Data description and preprocessing
Our study compiled a comprehensive dataset from Shenzhen People’s Hospital, consisting of 4,352 vitiligo patients and 28,270 healthy controls, collected between 2019 and 2022. The experimental data in this study were collected following diagnosis initial stage of vitiligo. Informed consent was obtained from all participants and the study adhered to strict confidentiality and ethical standards. The research methods were approved by the Institutional Review Board of Shenzhen People’s Hospital, Second Clinical Medical College of Jinan University, China (IRB #LL-KY-2023120-01), ensuring compliance directives and regulations in force.
Kumar et al.6 highlighted the challenges of collecting mixed vitiligo due to its rarity. In our study, emphasis was placed on the differences between segmental and non-segmental vitiligo, excluding consideration of mixed vitiligo. To improve data quality, we performed various preprocessing steps including data selection, column renaming, removing duplicates, handling missing values, ensuring consistency, sorting and correcting values aberrant. Although dimensionality reduction techniques such as Lasso Regression and Elastic Network simplify complex data, they caused imbalances in our study data, prompting us to exclude them.
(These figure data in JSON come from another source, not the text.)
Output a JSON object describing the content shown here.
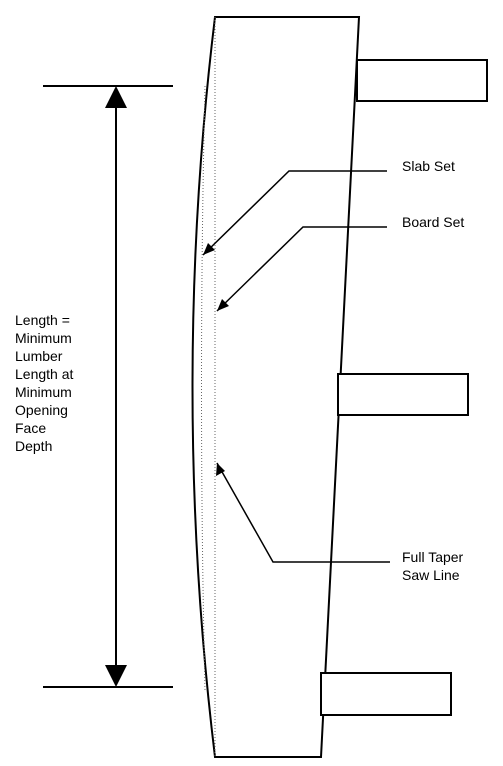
{
  "diagram": {
    "labels": {
      "length_lines": [
        "Length =",
        "Minimum",
        "Lumber",
        "Length at",
        "Minimum",
        "Opening",
        "Face",
        "Depth"
      ],
      "slab_set": "Slab Set",
      "board_set": "Board Set",
      "full_taper_lines": [
        "Full Taper",
        "Saw Line"
      ]
    },
    "colors": {
      "stroke": "#000000",
      "background": "#ffffff"
    }
  }
}
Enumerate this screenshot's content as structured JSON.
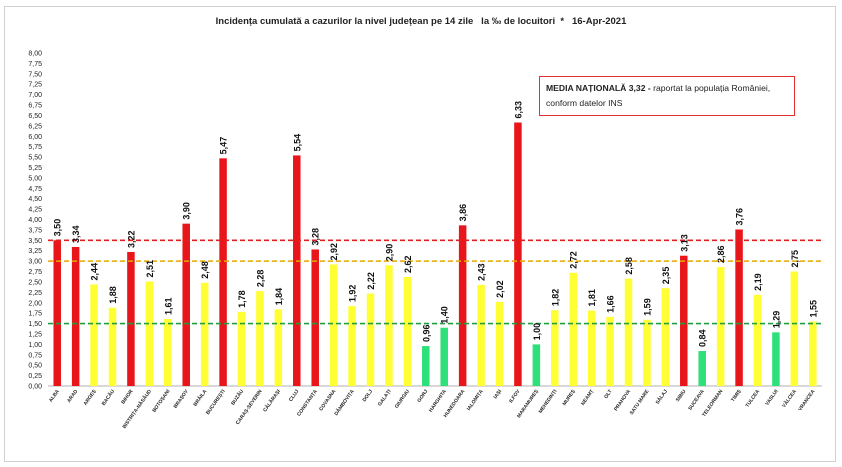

Instead, we used random oversampling to effectively address multiclass imbalance, thereby improving the reliability of our analysis in this vitiligo patient dataset.
Proposal Overview
This dataset included 84 clinical features, detailing demographic, gender, age and subtype diagnoses (Supplementary Table S1 and Supplementary Table S2). These features were categorized into four groups: general information (GI), laboratory tests (LT), Wood’s lamp examination (WLE), and comprehensive cutaneous microcirculation (CM) terminology, as shown in Supplementary Table S3 . Leveraging this rich clinical data, we designed a three-step approach for our analysis: first, predicting vitiligo diagnosis and assessing risks; second, classify vitiligo subtypes; and third, to evaluate the importance of different feature categories for the classification of segmental and non-segmental vitiligo (as shown in Fig. 1). We used machine learning techniques to predict vitiligo compared to healthy populations, developed predictive models for segmental and non-segmental vitiligo, and elucidated critical features contributing to our risk assessments. These diagnostic criteria, used by professional dermatologists, are an important tool for confirming cases of vitiligo. Furthermore, we systematically categorized all features and evaluated their individual contributions to the classification of segmental and non-segmental vitiligo.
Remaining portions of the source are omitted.